Se dice en libros, olvidados también, que Nabuco era un dios. Él sabrá. Sólo él, quien a la caída del sol se sabe condenado y en cada repetición de la escena, se recuerda de pronto como Nabucodonosor, un niño abandonado en el reflejo ilusorio y fugaz de un espejismo, se ve a sí mismo quedándose dormido y es miércoles, se ve desprendiéndose de su rostro sin edad, recobra las hadas de un sueño infantil muy antiguo, se refleja en el lago sin fondo ni horizonte, es el ídolo de obsidiana, es Nabucodonosor, muriendo al inaugurarse la luz en el universo, es más, él mismo es el jueves.
Los otros días ocurren. Pertenecen a otro hombre: Salomón. Él es un rey, una entelequia con cuerpo real que, sin embargo, no sueña. Nunca sueña. Sus pavores son otros: llegar a viejo, romperse una pierna, no ser reconocido por nadie mientras pasea por un patio de piedra.
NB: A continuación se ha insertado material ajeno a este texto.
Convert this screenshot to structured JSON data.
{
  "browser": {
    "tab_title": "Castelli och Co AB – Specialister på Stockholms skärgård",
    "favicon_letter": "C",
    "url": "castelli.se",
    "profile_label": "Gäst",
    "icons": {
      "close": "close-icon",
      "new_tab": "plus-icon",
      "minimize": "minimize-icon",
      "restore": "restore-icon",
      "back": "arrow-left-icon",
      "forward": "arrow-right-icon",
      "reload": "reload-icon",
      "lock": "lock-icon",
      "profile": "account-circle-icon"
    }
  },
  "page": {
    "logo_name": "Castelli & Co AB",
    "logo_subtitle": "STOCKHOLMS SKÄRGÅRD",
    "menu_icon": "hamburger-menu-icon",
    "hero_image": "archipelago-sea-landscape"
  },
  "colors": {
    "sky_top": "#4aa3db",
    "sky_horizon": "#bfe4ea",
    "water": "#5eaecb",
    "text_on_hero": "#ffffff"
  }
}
Un reflejo instintivo lo hace dormir, atado a un ancla de pedernal, a orillas del Éufrates. Un pesar deliberado lo recupera en los insomnios, los cuales le vienen aún bajo los pedruscos circulares que le sellan los párpados. A Salomón le pesa la ausencia de hermanos, le pesa la ausencia de padre, no tiene a quién ver en las tertulias familiares. Salomón es memorioso y sabe el número exacto de las estrellas y el ancho de las habitaciones y la temperatura del sol. Salomón es una creación de sí mismo en un cuadro. Cuando en el museo de Babilonia entra la turba de iconoclastas, es reconocido y un coro perpetuo repite: ¡Es el rey Salomón! Salomón, el rey, despierta temprano el jueves, pero no lo reconoce; es más, recuerda perfectamente la existencia de ese día, pronuncia a la perfección y en el orden correcto sus cifras, pero, cuando está a punto de darse cuenta de su certidumbre, se queda dormido. Entonces Betsabé, su madre, vivificante y consoladora, le cuenta el cuento de otro rey, David, nacido en un día sin nombre y al cual los ángeles llamaron El Único. Pero Salomón se distrae en los recovecos del tiempo y, cuando vuelve a despertar, se sorprende leyendo el Infierno de Dante. Sin embargo, el jueves le es asignado a Salomón para un ritual inexcusable: velar a su otro, que él no logra recordar, pero sabe que existe, como existe la realidad de las hadas que lo protegen de ese otro. Más bien es Salomón el que ha configurado la existencia del otro. No lo ha hecho a través de la escritura de un libro sino a través de una máquina infernal, la caja que piensa, tiene memoria y no olvida jamás los días ni las horas. No ha logrado escribir un libro, modo ancestral de descubrirse en los demás, porque, cuando lo intenta –innumerables veces lo ha intentado–, al vislumbrar el final, escribe lo que sigue: “Nabucodonosor está aterrado al darse cuenta de sí, entonces no queda otro remedio que matarlo en el día propicio: un jueves...” Pero es como si escribiera en el agua. Empieza a diluirse su letra elegante y escarlata en cursiva, se le viene el resplandor del lago en tromba y le borra la luz de los ojos, le impide ver el fatal desenlace.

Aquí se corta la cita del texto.